Aquelas palavras eram particularmente significativas. Enquanto nem todos podiam saber que tínhamos um grupo para onde voltar, Paulina sabia, e estava abertamente nos estendendo o convite. Talvez também pensasse que uma amizade com outro grupo poderia ser benéfica.

— Se cuida, gata — Leonardo falou enquanto me envolvia em um abraço forte. Felizmente o fato de eu ter recuado na noite passada não tornara as coisas constrangedoras.

— Você também. Antes que eu me esqueça... — Desamarrei a bandana que tinha no braço, a que Leonardo me emprestara há algumas noites. Como prometido, estava lavada e entregue de volta.

— Fica com ela — sorriu, talvez simplesmente por eu ter me lembrado, mas só deu um aceno de cabeça — mas emprestada, quem sabe algum dia você passa aqui de novo para devolver.

Devolvi o sorriso e a amarrei de volta no braço. Notei os olhos de Melissa sobre nós.

— Agradecemos muito pela hospitalidade de todos, que Deus os abençoe — Tom deu um último aceno quando já nos dirigíamos portão afora. Perguntei-me se ele ainda acreditava em Deus. Eu não.

Com o coração pesado, dei uma última olhada para aquela escola velha e seus moradores com quem dividimos nossas últimas refeições, e quem, há poucos dias, temíamos. Pensei em como tomamos a decisão de ir atrás da informação que Hector e Alex trouxeram, e que se tivéssemos nos mantido em nossa protegida ignorância, nunca teríamos conhecido aquelas pessoas boas, que lutavam assim que nós para viver cada dia.

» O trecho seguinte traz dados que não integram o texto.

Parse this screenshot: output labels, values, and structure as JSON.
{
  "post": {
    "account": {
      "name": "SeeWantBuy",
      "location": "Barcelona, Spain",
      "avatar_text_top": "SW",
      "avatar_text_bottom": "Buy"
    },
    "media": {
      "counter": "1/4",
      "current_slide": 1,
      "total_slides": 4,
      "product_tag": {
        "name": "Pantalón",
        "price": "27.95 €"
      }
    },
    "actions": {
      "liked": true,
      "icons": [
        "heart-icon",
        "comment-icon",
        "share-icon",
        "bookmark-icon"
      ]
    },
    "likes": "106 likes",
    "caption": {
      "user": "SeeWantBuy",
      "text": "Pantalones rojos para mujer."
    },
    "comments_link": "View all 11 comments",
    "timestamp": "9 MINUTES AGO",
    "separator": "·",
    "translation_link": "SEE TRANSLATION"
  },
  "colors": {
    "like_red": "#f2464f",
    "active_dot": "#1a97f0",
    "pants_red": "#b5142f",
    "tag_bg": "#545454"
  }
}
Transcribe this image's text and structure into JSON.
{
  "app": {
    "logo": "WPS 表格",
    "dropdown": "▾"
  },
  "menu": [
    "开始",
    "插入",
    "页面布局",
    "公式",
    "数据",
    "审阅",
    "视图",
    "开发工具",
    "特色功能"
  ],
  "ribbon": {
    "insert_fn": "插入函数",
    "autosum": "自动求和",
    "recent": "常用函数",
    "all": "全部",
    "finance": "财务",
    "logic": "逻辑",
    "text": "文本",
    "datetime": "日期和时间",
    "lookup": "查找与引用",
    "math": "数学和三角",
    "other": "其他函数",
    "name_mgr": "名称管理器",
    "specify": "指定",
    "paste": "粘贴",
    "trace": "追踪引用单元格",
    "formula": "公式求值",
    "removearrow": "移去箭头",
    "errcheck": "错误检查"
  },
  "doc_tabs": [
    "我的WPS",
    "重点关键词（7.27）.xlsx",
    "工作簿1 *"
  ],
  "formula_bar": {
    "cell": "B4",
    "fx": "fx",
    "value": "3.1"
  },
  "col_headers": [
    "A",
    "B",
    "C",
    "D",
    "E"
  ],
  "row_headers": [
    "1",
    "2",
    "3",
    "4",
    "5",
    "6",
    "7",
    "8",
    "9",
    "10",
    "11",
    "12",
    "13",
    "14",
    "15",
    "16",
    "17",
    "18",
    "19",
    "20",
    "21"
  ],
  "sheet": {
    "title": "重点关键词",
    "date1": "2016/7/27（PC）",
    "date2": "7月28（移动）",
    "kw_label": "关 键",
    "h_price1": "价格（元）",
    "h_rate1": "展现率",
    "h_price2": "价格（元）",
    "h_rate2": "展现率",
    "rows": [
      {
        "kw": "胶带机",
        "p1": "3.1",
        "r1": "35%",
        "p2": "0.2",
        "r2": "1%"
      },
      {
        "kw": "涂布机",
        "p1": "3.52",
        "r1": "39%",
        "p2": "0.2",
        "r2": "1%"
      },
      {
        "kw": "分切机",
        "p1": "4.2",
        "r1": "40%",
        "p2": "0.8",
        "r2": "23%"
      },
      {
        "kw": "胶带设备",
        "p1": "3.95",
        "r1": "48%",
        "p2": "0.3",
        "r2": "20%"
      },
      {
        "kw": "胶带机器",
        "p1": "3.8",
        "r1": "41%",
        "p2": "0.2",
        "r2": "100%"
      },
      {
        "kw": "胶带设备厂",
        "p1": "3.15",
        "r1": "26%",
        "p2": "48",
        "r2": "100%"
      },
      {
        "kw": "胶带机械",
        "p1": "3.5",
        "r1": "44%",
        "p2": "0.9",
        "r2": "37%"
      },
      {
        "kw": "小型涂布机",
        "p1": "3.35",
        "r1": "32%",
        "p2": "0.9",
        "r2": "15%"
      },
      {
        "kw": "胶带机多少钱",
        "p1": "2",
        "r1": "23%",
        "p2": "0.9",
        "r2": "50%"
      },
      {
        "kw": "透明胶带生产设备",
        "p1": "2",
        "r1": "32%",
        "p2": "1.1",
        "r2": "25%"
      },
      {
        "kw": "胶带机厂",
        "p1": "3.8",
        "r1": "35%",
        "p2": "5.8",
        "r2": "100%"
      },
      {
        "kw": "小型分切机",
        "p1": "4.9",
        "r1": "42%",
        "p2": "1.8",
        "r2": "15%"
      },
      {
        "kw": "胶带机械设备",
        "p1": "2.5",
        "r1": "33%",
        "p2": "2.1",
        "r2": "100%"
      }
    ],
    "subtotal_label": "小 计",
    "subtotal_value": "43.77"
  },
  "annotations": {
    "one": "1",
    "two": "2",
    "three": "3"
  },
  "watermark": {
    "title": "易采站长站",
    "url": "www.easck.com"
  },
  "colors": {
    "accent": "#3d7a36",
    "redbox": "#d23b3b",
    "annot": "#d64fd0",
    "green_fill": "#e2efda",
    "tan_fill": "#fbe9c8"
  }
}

Era engraçado como o apocalipse nos fazia envelhecer anos em somente dias. Hoje já me considerava uma Rebeca com uma percepção bastante diferente de alguns dias atrás. Meu coração estava dividido entre ansiar pela segurança do condomínio e pensar que poderia nunca ter descoberto o que existe por trás dos muros de casa.

Para a nossa surpresa, encontramos Hector no ponto de encontro, mas junto com ele o HB20 no qual viemos até a cidade, que deveria estar estacionado a quase uma hora de viagem.

— Hector, você foi buscar sozinho?

O garoto, apoiado casualmente ao lado do carro com dois corpos de zumbis aos seus pés, ajeitou os óculos antes de sorrir para nós:

— Acordei cedo e pensei em poupar tempo pra gente. Conseguimos chegar para o almoço se corrermos.

Não contive um sorriso, mas a expressão de Tom era franzida:

— Hector, poderia ter acontecido algo com você e jamais saberíamos. Sei que quer voltar para casa, mas não devia se arriscar assim.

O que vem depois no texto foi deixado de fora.